A full resolution crop being displayed properly

So what do we learn from this? Well, it did occur to me that perhaps I’m just not using digiKam in the right way: “everybody else” goes into every image with the editor, or maybe the slideshow option displays images properly and they all use that to properly look at their photographic output. But I remain baffled as to why anyone would want to see some presumably optimised-for-performance preview when they are looking at their images at full resolution. For anyone suffering from this unfathomable behaviour, I hope this article floats into your Internet frame of view so that you can avoid the same frustration.

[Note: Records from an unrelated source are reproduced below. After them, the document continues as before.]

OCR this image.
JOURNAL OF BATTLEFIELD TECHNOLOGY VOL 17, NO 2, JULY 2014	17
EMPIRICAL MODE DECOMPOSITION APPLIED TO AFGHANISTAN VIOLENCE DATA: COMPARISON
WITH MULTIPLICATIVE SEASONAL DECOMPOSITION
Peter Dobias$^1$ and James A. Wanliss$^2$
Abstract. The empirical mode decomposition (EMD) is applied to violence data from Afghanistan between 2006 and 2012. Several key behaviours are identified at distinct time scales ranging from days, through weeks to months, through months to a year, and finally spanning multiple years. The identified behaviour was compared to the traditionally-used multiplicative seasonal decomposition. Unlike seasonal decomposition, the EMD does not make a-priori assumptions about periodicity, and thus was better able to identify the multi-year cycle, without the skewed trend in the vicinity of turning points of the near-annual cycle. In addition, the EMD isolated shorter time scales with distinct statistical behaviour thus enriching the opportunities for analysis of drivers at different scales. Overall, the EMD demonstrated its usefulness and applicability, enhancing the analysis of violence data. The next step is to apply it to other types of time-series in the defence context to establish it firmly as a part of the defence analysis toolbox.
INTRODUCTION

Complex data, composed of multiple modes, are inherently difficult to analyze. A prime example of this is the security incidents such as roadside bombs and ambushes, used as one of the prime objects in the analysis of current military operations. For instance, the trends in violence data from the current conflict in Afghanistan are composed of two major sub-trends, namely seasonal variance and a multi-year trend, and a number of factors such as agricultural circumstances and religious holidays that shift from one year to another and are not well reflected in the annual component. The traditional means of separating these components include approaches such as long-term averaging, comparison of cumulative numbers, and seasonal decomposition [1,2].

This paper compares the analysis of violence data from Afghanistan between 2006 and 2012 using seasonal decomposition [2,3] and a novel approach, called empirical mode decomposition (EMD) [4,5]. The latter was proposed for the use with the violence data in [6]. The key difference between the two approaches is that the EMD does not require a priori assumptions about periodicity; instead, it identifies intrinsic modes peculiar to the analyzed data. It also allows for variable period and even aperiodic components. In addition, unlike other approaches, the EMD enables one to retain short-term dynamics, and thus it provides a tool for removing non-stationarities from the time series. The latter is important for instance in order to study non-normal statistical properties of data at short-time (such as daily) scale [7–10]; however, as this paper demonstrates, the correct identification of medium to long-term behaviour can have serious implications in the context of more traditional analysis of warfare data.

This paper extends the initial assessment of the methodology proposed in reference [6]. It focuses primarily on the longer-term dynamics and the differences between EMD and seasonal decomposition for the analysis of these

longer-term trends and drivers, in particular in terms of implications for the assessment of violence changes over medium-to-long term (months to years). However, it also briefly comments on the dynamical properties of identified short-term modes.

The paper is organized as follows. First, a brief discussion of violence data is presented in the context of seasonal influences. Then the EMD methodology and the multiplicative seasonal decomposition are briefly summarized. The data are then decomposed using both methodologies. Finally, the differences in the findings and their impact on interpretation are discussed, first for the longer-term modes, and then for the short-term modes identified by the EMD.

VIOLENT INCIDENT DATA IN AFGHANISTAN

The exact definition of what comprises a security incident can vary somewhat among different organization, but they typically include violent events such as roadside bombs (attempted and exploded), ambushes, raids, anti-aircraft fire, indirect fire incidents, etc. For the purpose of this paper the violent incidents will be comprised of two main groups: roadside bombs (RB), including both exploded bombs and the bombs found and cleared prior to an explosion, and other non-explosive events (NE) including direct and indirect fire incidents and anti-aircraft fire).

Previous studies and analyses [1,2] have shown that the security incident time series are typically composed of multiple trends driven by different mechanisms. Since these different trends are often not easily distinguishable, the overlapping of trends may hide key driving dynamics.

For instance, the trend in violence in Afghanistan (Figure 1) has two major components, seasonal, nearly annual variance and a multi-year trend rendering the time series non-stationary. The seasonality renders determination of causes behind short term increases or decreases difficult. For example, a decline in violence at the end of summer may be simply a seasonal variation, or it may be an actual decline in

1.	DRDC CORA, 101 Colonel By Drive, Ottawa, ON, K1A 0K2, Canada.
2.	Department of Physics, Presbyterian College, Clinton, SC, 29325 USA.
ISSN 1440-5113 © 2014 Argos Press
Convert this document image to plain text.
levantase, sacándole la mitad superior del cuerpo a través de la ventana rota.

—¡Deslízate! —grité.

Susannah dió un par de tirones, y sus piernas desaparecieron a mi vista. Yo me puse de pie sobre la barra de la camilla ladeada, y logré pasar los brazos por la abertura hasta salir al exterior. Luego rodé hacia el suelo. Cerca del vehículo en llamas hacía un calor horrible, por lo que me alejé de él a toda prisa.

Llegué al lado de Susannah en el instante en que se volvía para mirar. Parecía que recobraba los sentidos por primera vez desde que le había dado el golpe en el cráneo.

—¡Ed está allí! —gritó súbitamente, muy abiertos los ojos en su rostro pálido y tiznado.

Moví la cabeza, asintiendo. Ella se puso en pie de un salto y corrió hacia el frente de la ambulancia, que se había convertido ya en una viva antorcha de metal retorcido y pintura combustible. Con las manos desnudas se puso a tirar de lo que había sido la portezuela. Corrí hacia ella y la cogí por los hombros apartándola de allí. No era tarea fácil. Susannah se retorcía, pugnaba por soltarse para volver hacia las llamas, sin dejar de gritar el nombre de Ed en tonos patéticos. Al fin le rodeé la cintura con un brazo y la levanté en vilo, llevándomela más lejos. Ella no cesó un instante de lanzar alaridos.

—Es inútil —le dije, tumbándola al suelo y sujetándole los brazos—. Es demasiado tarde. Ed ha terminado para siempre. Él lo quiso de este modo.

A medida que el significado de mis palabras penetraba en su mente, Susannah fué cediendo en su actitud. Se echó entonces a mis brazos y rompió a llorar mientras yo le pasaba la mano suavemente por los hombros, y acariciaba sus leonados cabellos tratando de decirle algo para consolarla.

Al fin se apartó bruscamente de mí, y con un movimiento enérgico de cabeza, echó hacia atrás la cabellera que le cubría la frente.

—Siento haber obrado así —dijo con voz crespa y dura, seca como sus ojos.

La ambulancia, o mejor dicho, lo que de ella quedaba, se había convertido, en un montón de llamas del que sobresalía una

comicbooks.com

It turns out that the low resolution preview feature is covered by a reported bug in digiKam.

Meanwhile, I have since realised that allowing digiKam to “download” pictures from an SD card, it wants to rotate them all even if there’s no rotation necessary, actually changing all the files. With this errant behaviour avoided by just copying the pictures from the card directly (and using Gwenview to view them), it turns out that digiKam is quite happy to show pictures in the correct orientation all by itself. Unfortunately, it seems completely unable to convince itself that its own erroneous understanding of the orientation of some pictures (“downloaded” by digiKam and subsequently replaced by the actual image files straight from the card) should be suspended even after I moved those pictures out of digiKam, removed all image entries from the album concerned from its database, and removed all thumbnail entries from the album concerned from its thumbnail database.

I am starting to feel that the simpler option – Gwenview – is looking better all the time, but I’ll miss the tagging features of digiKam and the relatively convenient EXIF perusal, especially since Gwenview’s tagging seems broken for me and its EXIF support seems somewhat perfunctory.